Closed estebistec closed 10 years ago
@estebistec I agree that these tests cover my error case. Thanks!
I've just about got this fixed up. There's still a shot we could have a 0.1.0 by the end of the weekend.
@estebistec Looking forward to it! We'll try to start using your package as soon as it's ready. :)
something is going on in handing off the error-dict to the serializer errors. a field error that is a dict is coming through with empty values. suspect something is up in ValidationError messages attribute...
hmm... okay, I think the errors in the dicts need to stay as lists, but them I'm running up against an error in django.core.exceptions.ValidationError.messages where the code is assuming an embedded ValidationError has a params attribute. Clearly, based on the constructor it may not...
Yikes, @tomchristie, I wish I'd noticed the existence of NestedValidatorError sooner! Somehow I've been missing it, but it cleans up what I'm trying to do here quite nicely. If you have a moment, let me know what you think of the way I'm returning error for list items and dict values.
Also, @mwarkentin, see what you think of the form of resulting nested errors.
If you have a moment, let me know what you think of the way I'm returning error for list items and dict values.
Sure thing, if you include some docs on the format for errors then ping me and I'd be happy to take a browse over.
[ Tho I'm sure you've spent more time thinking about getting that right than I will have done anyways, so your judgement's prob. more valuable than mine in any case :) ]
@tomchristie I've got another issue logged to do moar/bettar docs, but a sample of errors from the unit tests here:
{'emails': [{1: ValidationError([u'Enter a valid email address.'])}]}
So, what I've decided is that for both lists and dicts the embedded errors will be collected in a dict. For lists it is keyed by list-index (to avoid a sparsely populated list), and for dicts obviously the key for the value that the error applies to.

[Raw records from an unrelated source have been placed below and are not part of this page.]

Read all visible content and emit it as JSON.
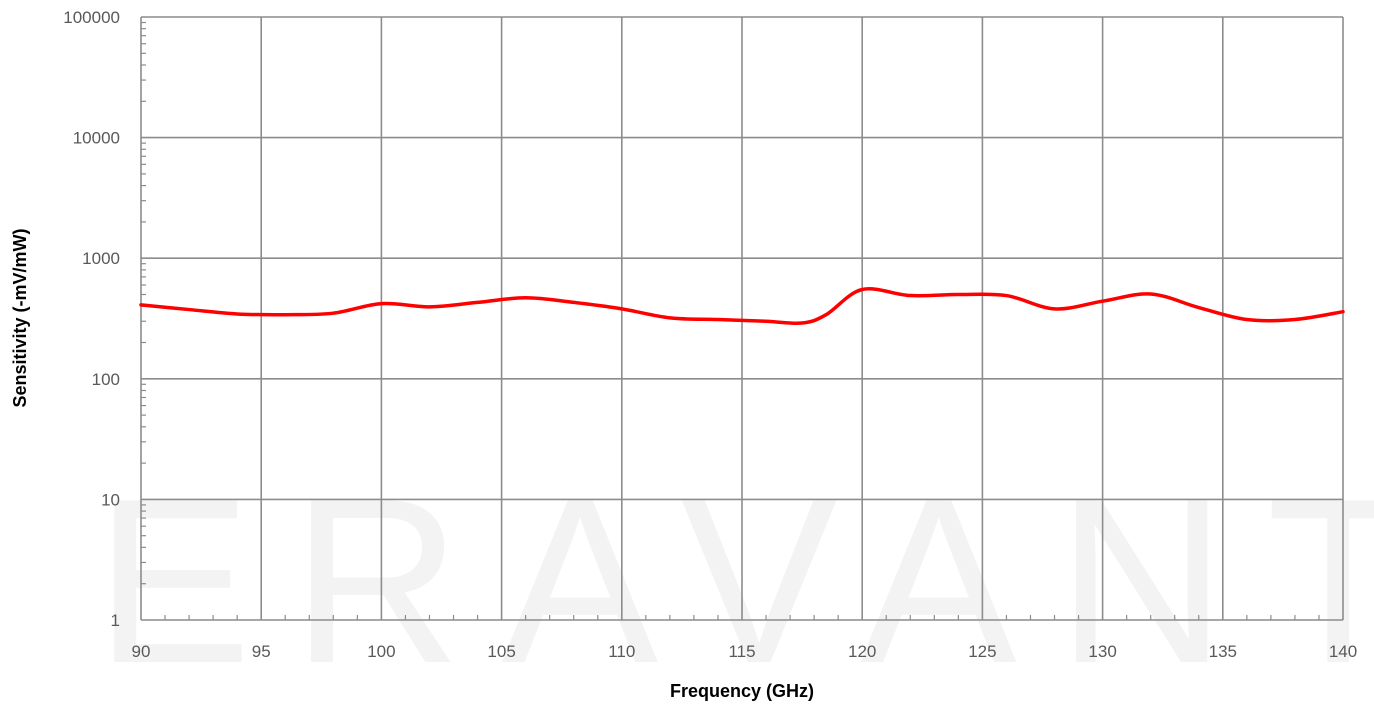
{
  "chart_data": {
    "type": "line",
    "xlabel": "Frequency (GHz)",
    "ylabel": "Sensitivity (-mV/mW)",
    "xlim": [
      90,
      140
    ],
    "ylim": [
      1,
      100000
    ],
    "y_scale": "log",
    "x_ticks": [
      "90",
      "95",
      "100",
      "105",
      "110",
      "115",
      "120",
      "125",
      "130",
      "135",
      "140"
    ],
    "y_ticks": [
      "1",
      "10",
      "100",
      "1000",
      "10000",
      "100000"
    ],
    "grid": true,
    "series": [
      {
        "color": "#ff0000",
        "x": [
          90,
          92,
          94,
          96,
          98,
          100,
          102,
          104,
          106,
          108,
          110,
          112,
          114,
          116,
          117.5,
          118.5,
          120,
          122,
          124,
          126,
          128,
          130,
          132,
          134,
          136,
          138,
          140
        ],
        "y": [
          410,
          375,
          345,
          340,
          350,
          420,
          395,
          430,
          470,
          430,
          380,
          320,
          310,
          300,
          290,
          340,
          550,
          490,
          500,
          490,
          380,
          440,
          505,
          390,
          310,
          310,
          360
        ]
      }
    ]
  },
  "watermark": "ERAVANT"
}
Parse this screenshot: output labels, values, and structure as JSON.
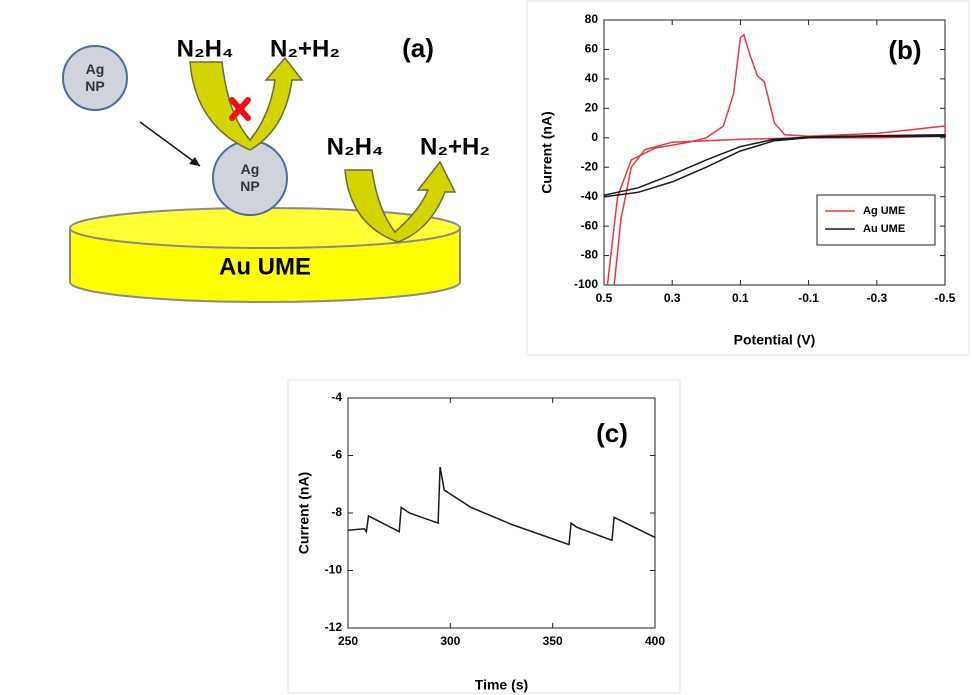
{
  "diagram": {
    "label": "(a)",
    "np_top": "Ag NP",
    "np_bottom": "Ag NP",
    "electrode": "Au UME",
    "reactant_1": "N₂H₄",
    "product_1": "N₂+H₂",
    "reactant_2": "N₂H₄",
    "product_2": "N₂+H₂"
  },
  "chart_data": [
    {
      "type": "line",
      "annotation": "(b)",
      "x_label": "Potential (V)",
      "y_label": "Current (nA)",
      "xlim": [
        0.5,
        -0.5
      ],
      "ylim": [
        -100,
        80
      ],
      "xticks": [
        0.5,
        0.3,
        0.1,
        -0.1,
        -0.3,
        -0.5
      ],
      "yticks": [
        -100,
        -80,
        -60,
        -40,
        -20,
        0,
        20,
        40,
        60,
        80
      ],
      "legend": "lower right",
      "series": [
        {
          "name": "Ag UME",
          "color": "#e8383d",
          "x": [
            0.49,
            0.46,
            0.42,
            0.35,
            0.25,
            0.2,
            0.15,
            0.12,
            0.1,
            0.09,
            0.07,
            0.05,
            0.03,
            0.0,
            -0.03,
            -0.1,
            -0.3,
            -0.5,
            -0.5,
            -0.3,
            -0.1,
            0.1,
            0.3,
            0.38,
            0.42,
            0.45,
            0.47
          ],
          "values": [
            -100,
            -40,
            -15,
            -7,
            -3,
            0,
            8,
            30,
            68,
            70,
            55,
            42,
            38,
            10,
            2,
            1,
            3,
            8,
            1,
            0,
            0,
            -1,
            -3,
            -8,
            -20,
            -55,
            -100
          ]
        },
        {
          "name": "Au UME",
          "color": "#1a1a1a",
          "x": [
            0.5,
            0.4,
            0.3,
            0.2,
            0.1,
            0.0,
            -0.1,
            -0.3,
            -0.5,
            -0.5,
            -0.3,
            -0.1,
            0.0,
            0.1,
            0.2,
            0.3,
            0.4,
            0.5
          ],
          "values": [
            -40,
            -37,
            -30,
            -20,
            -9,
            -2,
            0,
            1,
            1,
            2,
            1.5,
            0.5,
            -1,
            -6,
            -15,
            -25,
            -34,
            -39
          ]
        }
      ]
    },
    {
      "type": "line",
      "annotation": "(c)",
      "x_label": "Time (s)",
      "y_label": "Current (nA)",
      "xlim": [
        250,
        400
      ],
      "ylim": [
        -12,
        -4
      ],
      "xticks": [
        250,
        300,
        350,
        400
      ],
      "yticks": [
        -12,
        -10,
        -8,
        -6,
        -4
      ],
      "series": [
        {
          "name": null,
          "color": "#1a1a1a",
          "x": [
            250,
            258,
            259,
            260,
            275,
            276,
            280,
            288,
            290,
            294,
            295,
            297,
            310,
            330,
            358,
            359,
            362,
            379,
            380,
            390,
            400
          ],
          "values": [
            -8.6,
            -8.55,
            -8.65,
            -8.1,
            -8.65,
            -7.8,
            -8.0,
            -8.2,
            -8.25,
            -8.35,
            -6.4,
            -7.2,
            -7.8,
            -8.4,
            -9.1,
            -8.35,
            -8.5,
            -8.95,
            -8.15,
            -8.5,
            -8.85
          ]
        }
      ]
    }
  ]
}
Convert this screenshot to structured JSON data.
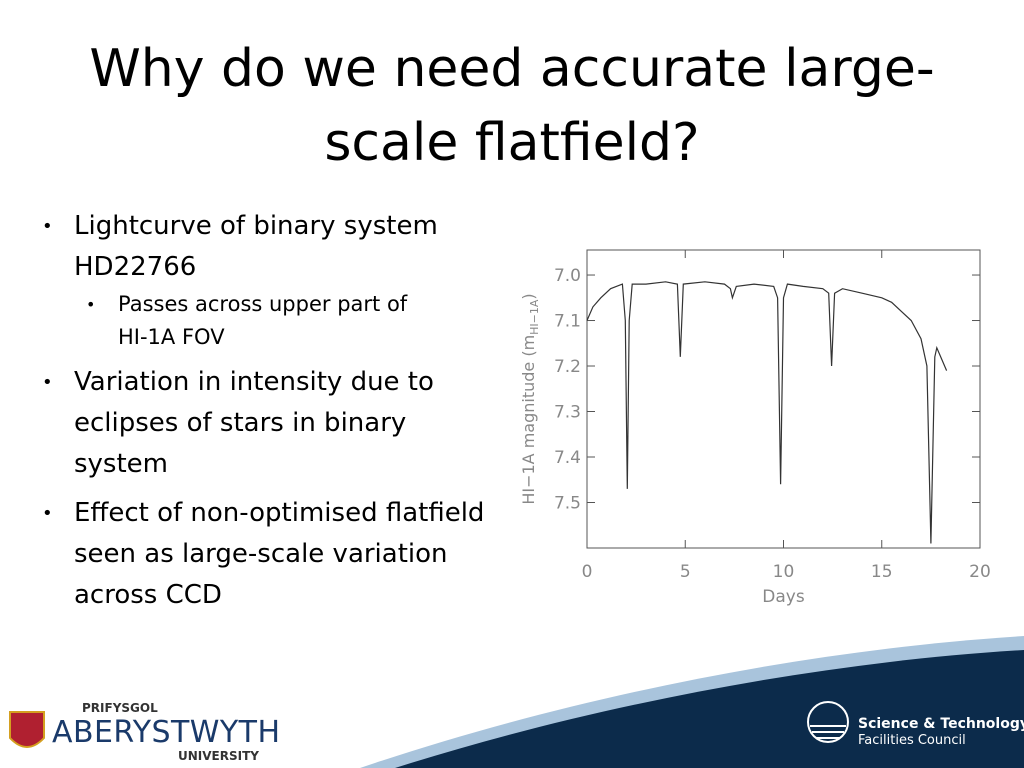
{
  "slide": {
    "title": "Why do we need accurate large-scale flatfield?",
    "bullets": [
      {
        "text": "Lightcurve of binary system HD22766",
        "sub": [
          "Passes across upper part of HI-1A FOV"
        ]
      },
      {
        "text": "Variation in intensity due to eclipses of stars in binary system"
      },
      {
        "text": "Effect of non-optimised flatfield seen as large-scale variation across CCD"
      }
    ],
    "logo_left": {
      "top": "PRIFYSGOL",
      "main": "ABERYSTWYTH",
      "bottom": "UNIVERSITY"
    },
    "logo_right": {
      "line1": "Science & Technology",
      "line2": "Facilities Council"
    }
  },
  "chart_data": {
    "type": "line",
    "x_label": "Days",
    "y_label": "HI−1A magnitude (m",
    "y_label_sub": "HI−1A",
    "y_label_end": ")",
    "x": [
      0,
      0.3,
      0.7,
      1.2,
      1.8,
      1.95,
      2.05,
      2.15,
      2.3,
      3.0,
      4.0,
      4.6,
      4.75,
      4.9,
      6,
      7,
      7.3,
      7.4,
      7.6,
      8.5,
      9.5,
      9.7,
      9.85,
      10.0,
      10.2,
      11,
      12,
      12.3,
      12.45,
      12.6,
      13,
      14,
      15,
      15.5,
      16,
      16.5,
      17,
      17.3,
      17.5,
      17.7,
      17.8,
      18.0,
      18.3
    ],
    "values": [
      7.1,
      7.07,
      7.05,
      7.03,
      7.02,
      7.1,
      7.47,
      7.1,
      7.02,
      7.02,
      7.015,
      7.02,
      7.18,
      7.02,
      7.015,
      7.02,
      7.03,
      7.05,
      7.025,
      7.02,
      7.025,
      7.05,
      7.46,
      7.05,
      7.02,
      7.025,
      7.03,
      7.04,
      7.2,
      7.04,
      7.03,
      7.04,
      7.05,
      7.06,
      7.08,
      7.1,
      7.14,
      7.2,
      7.59,
      7.18,
      7.16,
      7.18,
      7.21
    ],
    "color": "#333333",
    "xlim": [
      0,
      20
    ],
    "xticks": [
      0,
      5,
      10,
      15,
      20
    ],
    "ylim": [
      6.945,
      7.6
    ],
    "y_inverted": true,
    "yticks": [
      {
        "value": 7,
        "label": "7.0"
      },
      7.1,
      7.2,
      7.3,
      7.4,
      7.5
    ]
  }
}
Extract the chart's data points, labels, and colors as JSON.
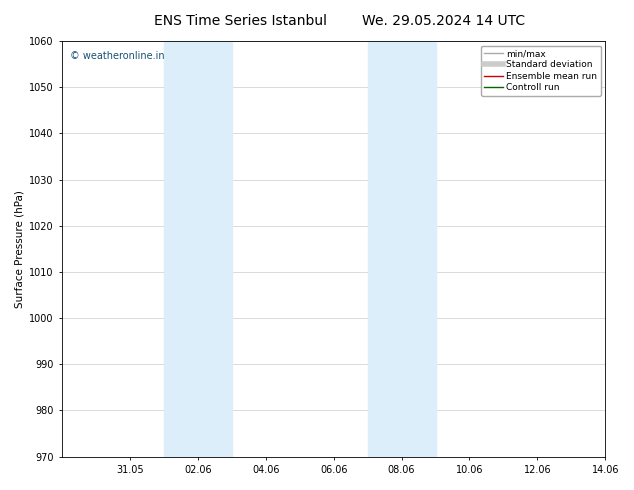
{
  "title_left": "ENS Time Series Istanbul",
  "title_right": "We. 29.05.2024 14 UTC",
  "ylabel": "Surface Pressure (hPa)",
  "ylim": [
    970,
    1060
  ],
  "yticks": [
    970,
    980,
    990,
    1000,
    1010,
    1020,
    1030,
    1040,
    1050,
    1060
  ],
  "xlim": [
    0,
    16
  ],
  "xtick_labels": [
    "31.05",
    "02.06",
    "04.06",
    "06.06",
    "08.06",
    "10.06",
    "12.06",
    "14.06"
  ],
  "xtick_positions": [
    2,
    4,
    6,
    8,
    10,
    12,
    14,
    16
  ],
  "shaded_bands": [
    {
      "x_start": 3,
      "x_end": 5
    },
    {
      "x_start": 9,
      "x_end": 11
    }
  ],
  "shaded_color": "#dceefa",
  "watermark_text": "© weatheronline.in",
  "watermark_color": "#1a5276",
  "legend_items": [
    {
      "label": "min/max",
      "color": "#aaaaaa",
      "lw": 1.0,
      "style": "solid"
    },
    {
      "label": "Standard deviation",
      "color": "#cccccc",
      "lw": 4,
      "style": "solid"
    },
    {
      "label": "Ensemble mean run",
      "color": "#cc0000",
      "lw": 1.0,
      "style": "solid"
    },
    {
      "label": "Controll run",
      "color": "#006600",
      "lw": 1.0,
      "style": "solid"
    }
  ],
  "bg_color": "#ffffff",
  "grid_color": "#cccccc",
  "axis_label_fontsize": 7.5,
  "title_fontsize": 10,
  "tick_fontsize": 7,
  "watermark_fontsize": 7,
  "legend_fontsize": 6.5
}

That dict is being embedded in a list, apparently due to the way way rest_framework collects nested errors.
Okay, we are finally done here :P
Hey @estebistec, just noticed that you're returning the exception as part of the list: {'recipients': [{0: ValidationError([u'Enter a valid email address.'])}]}
Any thoughts on if this whether this should just be the error message, like this: https://github.com/django/django/blob/master/django/forms/forms.py#L371
@mwarkentin I see it trapping ValidationError there, but where is it making it just the message? Further, the add_error method seems to continue to work with ValidationError objects.
That said, I'm not 100% confident that I'm handling it right. My gut would be to handle it the same way as an embedded serializer with the many=True option (and honestly, I should have looked at that earlier :/). Looking at a simple example, I see it is just the message. Logged #12 to fix this.
Working on fixes needed for issue #4, and any other issues we discover.